Decide if the following statement is true or false:
If $a,b \in M$ belong to different connected components, then there exists a disconnection $M = A \cup B$ (with $A$, $B$ open and disjoint), with $a \in A$ and $b \in B$.
(Hint: consider $a = (0,0)$, $b = (0,1)$ , $X = \{(1/n,y) \in \mathbb{R}^2, n \in \mathbb{N}, y \in \mathbb{R} \}$ and $M = X \cup \{a,b\}$ )"
I've trying to do it, but I can't prove that $M$ is a counterexample for the statement above. Could you help me?
You have to show that any open and closed (clopen) subset $A$ of $M$ which contains $a$ also contains $b$.
Hint: If $A$ is a clopen set around $a$, then it intersects all but finitely many of the intervals $J_n=\{1/n\}\times\Bbb R$. How "much" of $J_n$ would $A$ then include. Can you construct a sequence $x_n\to b$ within $A$?
First let's show $a$ and $b$ are in different components of $M$. Well, the component of $a$ in $M$ is simply $\{a\}$: Let $S$ be any subset of $M$ properly containing $\{a\}$. If $S=\{a,b\}$ then clearly $S$ is not connected. If $S$ hits one of the vertical lines, say $J_n=\{1/n\}\times \mathbb R$, then since $J_n$ is clopen in $M$ we have $S\cap J_n$ a proper clopen subset of $S$, whence $S$ is not connected. Similarly, the component of $b$ in $M$ is $\{b\}$.
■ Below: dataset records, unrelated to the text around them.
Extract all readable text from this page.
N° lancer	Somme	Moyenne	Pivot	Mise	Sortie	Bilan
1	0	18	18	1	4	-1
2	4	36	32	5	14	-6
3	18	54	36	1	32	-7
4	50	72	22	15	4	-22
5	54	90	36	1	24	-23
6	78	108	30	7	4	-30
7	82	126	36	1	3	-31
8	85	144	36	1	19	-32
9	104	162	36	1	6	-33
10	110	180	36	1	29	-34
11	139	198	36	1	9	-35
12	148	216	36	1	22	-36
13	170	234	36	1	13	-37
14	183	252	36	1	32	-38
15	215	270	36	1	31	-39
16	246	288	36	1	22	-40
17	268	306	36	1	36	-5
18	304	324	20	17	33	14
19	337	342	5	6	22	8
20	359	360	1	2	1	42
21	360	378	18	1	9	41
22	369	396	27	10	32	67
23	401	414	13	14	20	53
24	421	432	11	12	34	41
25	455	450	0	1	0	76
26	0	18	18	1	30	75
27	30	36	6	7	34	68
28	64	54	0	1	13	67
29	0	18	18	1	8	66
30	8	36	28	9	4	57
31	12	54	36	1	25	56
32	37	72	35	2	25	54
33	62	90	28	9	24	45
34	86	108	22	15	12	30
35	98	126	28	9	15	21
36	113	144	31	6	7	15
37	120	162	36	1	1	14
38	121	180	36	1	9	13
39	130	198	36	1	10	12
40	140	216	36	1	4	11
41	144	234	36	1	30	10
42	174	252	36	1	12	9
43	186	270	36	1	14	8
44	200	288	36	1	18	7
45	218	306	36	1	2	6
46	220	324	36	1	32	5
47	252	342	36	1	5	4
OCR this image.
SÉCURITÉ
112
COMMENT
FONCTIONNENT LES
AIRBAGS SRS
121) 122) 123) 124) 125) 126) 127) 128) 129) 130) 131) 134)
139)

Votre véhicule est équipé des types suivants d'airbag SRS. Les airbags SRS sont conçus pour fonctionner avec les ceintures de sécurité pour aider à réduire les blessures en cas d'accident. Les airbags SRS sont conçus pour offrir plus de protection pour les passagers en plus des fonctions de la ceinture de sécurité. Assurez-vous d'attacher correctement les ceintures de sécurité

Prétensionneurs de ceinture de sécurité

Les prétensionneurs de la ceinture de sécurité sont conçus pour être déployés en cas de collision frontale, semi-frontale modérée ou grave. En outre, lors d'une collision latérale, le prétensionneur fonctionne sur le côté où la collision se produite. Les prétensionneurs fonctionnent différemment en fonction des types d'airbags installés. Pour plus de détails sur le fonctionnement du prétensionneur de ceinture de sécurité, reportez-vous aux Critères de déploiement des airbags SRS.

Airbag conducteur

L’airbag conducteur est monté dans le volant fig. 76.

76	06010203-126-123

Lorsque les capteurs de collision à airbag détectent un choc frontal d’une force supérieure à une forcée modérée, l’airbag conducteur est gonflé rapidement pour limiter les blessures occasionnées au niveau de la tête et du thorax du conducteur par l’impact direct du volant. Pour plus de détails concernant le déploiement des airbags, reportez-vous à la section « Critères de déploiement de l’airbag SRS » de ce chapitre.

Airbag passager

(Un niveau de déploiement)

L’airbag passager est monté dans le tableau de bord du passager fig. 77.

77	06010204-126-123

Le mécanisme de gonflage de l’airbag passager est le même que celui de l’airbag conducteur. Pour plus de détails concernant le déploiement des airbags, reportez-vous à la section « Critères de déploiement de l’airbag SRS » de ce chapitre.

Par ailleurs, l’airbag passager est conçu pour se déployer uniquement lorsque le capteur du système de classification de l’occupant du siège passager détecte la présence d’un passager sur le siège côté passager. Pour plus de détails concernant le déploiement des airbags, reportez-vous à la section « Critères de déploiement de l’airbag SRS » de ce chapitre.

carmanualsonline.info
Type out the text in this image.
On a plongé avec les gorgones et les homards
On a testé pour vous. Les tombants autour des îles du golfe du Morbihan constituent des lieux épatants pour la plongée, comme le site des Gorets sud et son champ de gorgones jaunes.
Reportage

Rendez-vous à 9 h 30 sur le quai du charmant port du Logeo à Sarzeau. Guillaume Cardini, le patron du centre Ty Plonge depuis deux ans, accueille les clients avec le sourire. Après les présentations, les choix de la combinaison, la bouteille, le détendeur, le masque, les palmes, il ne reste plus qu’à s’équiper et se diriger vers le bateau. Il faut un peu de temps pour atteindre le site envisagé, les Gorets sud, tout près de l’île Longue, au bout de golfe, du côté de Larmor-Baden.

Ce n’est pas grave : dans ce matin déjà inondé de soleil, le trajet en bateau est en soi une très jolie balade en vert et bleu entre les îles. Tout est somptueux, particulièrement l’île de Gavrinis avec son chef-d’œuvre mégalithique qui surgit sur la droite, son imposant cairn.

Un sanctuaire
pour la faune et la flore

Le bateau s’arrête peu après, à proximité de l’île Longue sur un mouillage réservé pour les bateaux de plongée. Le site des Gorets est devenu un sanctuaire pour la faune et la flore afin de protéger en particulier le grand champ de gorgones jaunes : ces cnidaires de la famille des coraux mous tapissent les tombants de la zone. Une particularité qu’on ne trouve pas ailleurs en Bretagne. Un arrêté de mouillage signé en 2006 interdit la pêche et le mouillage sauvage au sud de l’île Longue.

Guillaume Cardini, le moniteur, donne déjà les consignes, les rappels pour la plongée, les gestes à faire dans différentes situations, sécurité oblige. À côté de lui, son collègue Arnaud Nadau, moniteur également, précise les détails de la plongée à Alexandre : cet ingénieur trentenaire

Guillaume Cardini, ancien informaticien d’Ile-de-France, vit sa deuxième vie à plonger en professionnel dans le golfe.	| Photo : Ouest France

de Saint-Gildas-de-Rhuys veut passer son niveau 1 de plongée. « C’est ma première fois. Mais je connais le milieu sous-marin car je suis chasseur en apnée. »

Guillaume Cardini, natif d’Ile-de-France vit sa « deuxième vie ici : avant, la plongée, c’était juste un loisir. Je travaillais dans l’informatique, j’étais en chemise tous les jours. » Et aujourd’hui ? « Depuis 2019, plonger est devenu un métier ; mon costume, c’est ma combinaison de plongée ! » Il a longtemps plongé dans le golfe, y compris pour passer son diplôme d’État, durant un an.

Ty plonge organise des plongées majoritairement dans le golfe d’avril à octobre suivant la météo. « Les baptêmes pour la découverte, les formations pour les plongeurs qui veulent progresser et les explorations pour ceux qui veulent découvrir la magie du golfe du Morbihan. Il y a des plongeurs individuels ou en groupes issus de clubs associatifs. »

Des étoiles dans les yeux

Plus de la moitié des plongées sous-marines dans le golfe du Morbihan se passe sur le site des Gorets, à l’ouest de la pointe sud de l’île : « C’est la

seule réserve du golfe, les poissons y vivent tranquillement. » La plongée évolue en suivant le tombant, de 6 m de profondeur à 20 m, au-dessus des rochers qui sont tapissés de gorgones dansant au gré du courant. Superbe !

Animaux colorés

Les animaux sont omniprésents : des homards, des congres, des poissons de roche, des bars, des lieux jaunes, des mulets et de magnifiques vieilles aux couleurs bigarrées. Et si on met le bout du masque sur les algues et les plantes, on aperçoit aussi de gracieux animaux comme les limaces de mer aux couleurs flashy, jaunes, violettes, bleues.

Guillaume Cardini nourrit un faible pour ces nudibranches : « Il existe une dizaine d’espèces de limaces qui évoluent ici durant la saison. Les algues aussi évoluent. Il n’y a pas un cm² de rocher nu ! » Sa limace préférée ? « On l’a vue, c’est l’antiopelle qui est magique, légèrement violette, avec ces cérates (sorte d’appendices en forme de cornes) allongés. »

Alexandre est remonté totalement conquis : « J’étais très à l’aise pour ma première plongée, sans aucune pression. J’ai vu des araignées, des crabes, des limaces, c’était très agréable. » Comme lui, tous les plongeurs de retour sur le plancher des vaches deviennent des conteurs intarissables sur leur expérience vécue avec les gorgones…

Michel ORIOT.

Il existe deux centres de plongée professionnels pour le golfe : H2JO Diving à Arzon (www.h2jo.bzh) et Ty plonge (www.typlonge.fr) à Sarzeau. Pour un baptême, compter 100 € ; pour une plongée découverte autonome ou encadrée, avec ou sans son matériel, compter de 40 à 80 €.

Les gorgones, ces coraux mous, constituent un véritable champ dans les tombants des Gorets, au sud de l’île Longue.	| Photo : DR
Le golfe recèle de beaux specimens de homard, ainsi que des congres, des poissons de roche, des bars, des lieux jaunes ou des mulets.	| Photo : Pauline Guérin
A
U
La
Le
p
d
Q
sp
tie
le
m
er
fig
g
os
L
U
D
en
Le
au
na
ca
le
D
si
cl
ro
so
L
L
Now I will paraphrase Stefan's answer and show there is no disconnection of $X$ between $a$ and $b$. Let $A\subseteq M$ be clopen containing $a$. Then $A$ intersects a tail of the $J_n$'s. Since the $J_n$'s are connected we must have this tail of $J_n$'s contained in $A$. It is now easy to see that $b\in A$.